El día y la noche son los
viajeros de la eternidad … Los que pilotan una chalana o llevan todos los días su
caballo al campo hasta que sucumben de vejez también viajan continuamente.
Muchos hombres de tiempos remotos murieron por los caminos. A mí me ha tentado,
a mi vez, el viento que desplaza las nubes, y me ha invadido el deseo de viajar
también.
Así hablaba, a finales del siglo
XVII, el poeta japonés Basho, que caminaba errante por las provincias del norte
calzado con sus endebles sandalias de paja (¡cuántas sandalias usadas y
abandonadas a orillas del camino en el transcurso de un viaje así!), tocado con
el cono de paja que todavía hoy constituye el sombrero de los monjes errantes y
de los peregrinos.
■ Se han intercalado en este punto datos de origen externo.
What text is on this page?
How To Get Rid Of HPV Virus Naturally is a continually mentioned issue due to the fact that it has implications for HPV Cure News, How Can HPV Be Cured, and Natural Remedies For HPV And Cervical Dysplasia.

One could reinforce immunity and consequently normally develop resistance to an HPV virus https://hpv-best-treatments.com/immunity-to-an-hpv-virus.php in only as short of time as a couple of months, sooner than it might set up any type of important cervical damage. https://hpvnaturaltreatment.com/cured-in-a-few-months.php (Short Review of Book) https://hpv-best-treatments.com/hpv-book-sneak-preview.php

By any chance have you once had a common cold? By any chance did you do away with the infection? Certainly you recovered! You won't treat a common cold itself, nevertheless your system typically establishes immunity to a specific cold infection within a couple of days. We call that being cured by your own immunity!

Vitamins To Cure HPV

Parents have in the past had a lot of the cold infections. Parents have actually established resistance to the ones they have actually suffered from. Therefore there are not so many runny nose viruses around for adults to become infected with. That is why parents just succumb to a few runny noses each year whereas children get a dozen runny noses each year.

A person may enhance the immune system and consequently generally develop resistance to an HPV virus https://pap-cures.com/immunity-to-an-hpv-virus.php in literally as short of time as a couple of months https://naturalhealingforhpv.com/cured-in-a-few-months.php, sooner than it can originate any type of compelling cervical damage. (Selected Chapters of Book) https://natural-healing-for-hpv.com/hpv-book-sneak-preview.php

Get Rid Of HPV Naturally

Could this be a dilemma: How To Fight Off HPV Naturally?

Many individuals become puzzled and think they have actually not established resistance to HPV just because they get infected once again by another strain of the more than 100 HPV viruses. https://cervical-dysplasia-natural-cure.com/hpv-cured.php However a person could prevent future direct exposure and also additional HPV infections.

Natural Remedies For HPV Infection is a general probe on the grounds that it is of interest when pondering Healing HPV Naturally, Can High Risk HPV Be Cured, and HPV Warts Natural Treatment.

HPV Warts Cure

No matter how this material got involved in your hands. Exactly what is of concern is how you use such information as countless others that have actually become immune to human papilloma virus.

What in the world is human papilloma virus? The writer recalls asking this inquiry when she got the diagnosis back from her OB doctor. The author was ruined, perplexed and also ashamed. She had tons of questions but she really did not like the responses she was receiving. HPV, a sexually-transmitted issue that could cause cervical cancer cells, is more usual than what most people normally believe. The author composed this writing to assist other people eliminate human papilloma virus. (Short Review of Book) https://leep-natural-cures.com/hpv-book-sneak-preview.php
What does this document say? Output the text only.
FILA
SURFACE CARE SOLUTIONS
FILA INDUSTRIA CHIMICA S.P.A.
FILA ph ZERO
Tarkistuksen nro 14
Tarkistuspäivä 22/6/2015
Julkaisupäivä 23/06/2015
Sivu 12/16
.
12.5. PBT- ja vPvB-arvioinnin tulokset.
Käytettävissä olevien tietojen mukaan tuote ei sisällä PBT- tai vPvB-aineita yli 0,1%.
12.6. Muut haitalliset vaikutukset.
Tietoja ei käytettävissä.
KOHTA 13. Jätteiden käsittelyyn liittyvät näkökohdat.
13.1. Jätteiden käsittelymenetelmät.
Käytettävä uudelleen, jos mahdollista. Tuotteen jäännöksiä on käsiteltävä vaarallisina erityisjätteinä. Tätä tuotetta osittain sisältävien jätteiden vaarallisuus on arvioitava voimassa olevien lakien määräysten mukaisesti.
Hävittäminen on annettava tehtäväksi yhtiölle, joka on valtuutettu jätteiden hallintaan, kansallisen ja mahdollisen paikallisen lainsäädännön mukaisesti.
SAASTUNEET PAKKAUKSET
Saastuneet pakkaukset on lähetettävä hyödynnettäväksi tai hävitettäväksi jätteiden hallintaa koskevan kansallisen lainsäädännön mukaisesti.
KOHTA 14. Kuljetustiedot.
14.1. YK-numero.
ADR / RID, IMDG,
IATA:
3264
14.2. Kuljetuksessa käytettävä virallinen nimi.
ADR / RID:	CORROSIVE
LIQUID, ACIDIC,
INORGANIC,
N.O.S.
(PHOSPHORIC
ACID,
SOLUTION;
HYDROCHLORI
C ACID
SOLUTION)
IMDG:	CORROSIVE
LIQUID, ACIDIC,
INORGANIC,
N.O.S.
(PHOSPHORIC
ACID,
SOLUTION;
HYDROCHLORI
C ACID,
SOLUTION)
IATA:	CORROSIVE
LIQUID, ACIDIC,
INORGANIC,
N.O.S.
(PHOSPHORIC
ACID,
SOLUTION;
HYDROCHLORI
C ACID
Visita, de paso, el templo Chílson y su santuario, todo él
de oro, poblado de estatuas del mismo metal, ante las cuales, incluso en
nuestra época, los peregrinos abren desorbitadamente los ojos, y sueñan con los
esplendores de la Tierra Pura. Las minas de la región habían alimentado los
lejanos esplendores de los Fujiwara; agotadas desde hacía siglos, su espejismo
aún obsesionaba a Cristóbal Colón, y entre ellas la de Cipango (es decir,
Japón) era uno de los objetivos que él creyó primero encontrar en el mar
Caribe. Sólo se equivocaba de océano.